US junk bond issuers expected to set record low coupons
NEW YORK, July 19 (IFR) - A desperate search for yield is expected to open a clear window of opportunity for companies carrying junk bond ratings to post record low coupons in coming weeks.
Nearly US$5 billion has flowed into high-yield mutual funds over the past five weeks but this resurgence of interest in high-yielding products has not been matched by supply of primary deals.
"Given the 10-year yield is below 1.5% and the threat of a third QE (quantitative easing) overhangs the market, investors are beginning to accept lower coupons again," said Michael Anderson, chief high-yield bond strategist at Citi.
"The speed at which this happened is surprising but the trend is understandable."
Demand for high-yield is not yet evident across the board with the higher quality segment of the high-yield market seeing the most interest.
This is because as crossover accounts move down the credit curve in search of yield, traditional high-yield investors are staying away from lower quality bonds.

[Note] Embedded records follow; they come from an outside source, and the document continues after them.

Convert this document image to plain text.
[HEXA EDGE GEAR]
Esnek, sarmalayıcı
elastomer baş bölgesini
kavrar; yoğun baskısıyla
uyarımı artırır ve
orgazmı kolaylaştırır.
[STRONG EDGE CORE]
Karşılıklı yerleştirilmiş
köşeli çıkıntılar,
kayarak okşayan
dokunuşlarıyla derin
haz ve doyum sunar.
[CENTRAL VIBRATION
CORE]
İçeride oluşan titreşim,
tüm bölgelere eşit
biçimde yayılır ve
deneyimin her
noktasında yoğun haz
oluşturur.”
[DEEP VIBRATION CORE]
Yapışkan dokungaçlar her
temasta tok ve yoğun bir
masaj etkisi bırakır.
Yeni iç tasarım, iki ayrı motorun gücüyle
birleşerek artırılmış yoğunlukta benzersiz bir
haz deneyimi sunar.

According to a Barclays report last week, over the past two months, Double B-rated bonds returned more than 1.5%, easily outperforming the market, while Triple C-rated bonds produced almost no total return at all.
"High-yield investors have clearly expressed a more cautious view of the world by bidding up Double B-rated bonds at the expense of lower quality," said Barclays analysts.
"Approximately one-third of this relative performance is driven by the greater sensitivity of Double Bs to Treasuries, but even in excess return terms the trend holds, as investors have been increasingly reluctant to hold Triple C risk in the face of ongoing turbulence in Europe and disappointing macro data in the US," said the analysts.
Higher quality paper may look attractive, but just a few months ago, overwhelming demand for Double B-rated names, and the resulting record low coupons, eventually led to their underperformance in late March when Treasury yields backed up. At that time, the 10-year Treasury moved out of its then four-month 1.8%-2.10% range to as high as 2.38%.
A host of Double B-rated deals that were brought at around the 5% range in February and early March quickly sold off as the market backed up.
Others trying to tap the market at those low rates received pushback or were forced to withdraw from the market altogether as investors demanded at least an extra 100bp. The new coupon floor was set at around 6% for those rated Double B and just below investment grade.
That floor is now likely to be broken again as the average yield-to-worst approaches 7% and Treasury yields move back below 1.50%.
Last Wednesday, the yield-to-worst moved in to 7.06%, according to the Barclays US high-yield index, its lowest level since May 11. This compares to 8.15% on June 5, the current high for this year.
The average yield has dipped below 7% just twice this year, in late February and in early May.
Meanwhile, the average yield-to-worst for Double Bs was quoted at 5.49% on Wednesday, the lowest level since early March.
Citi's Anderson said managers had plenty of cash to put to work, but there's still uncertainty about the economy, which is resulting in a bias towards higher-quality paper. But this is not without risks.
"Not only does it require taking on the usual credit risk, even if it's at the top of the high-yield spectrum, now you're overlaying more interest rate risk. If you get a reversal and a back up in longer rates, some of the higher quality bonds could suffer from the duration perspective," he said.
Already this week, well-known issuers rated Double B are seeing a very strong bid.
Smithfield Foods priced an upsized US$1 billion 10-year non-call five senior unsecured issue at 6.625% at a discount of 99.50 to yield 6.694%. The B1/BB rated notes traded up to 102.75.
Meanwhile, Hologic's US$1 billion B2/BB rated eight-year non-call three senior notes (upsized from US$750m) are trading 100bp tighter in the aftermarket after pricing at 6.25% at par.
Investors remain concerned about potential fallout from the yield compression.
"From a spread standpoint, the market is appropriately priced. But from a yield perspective, it feels like a bubble forming," said one high-yield investor.
"If Treasuries widen, high-yield will get blown out and anything that is higher quality will get thrown under the bus."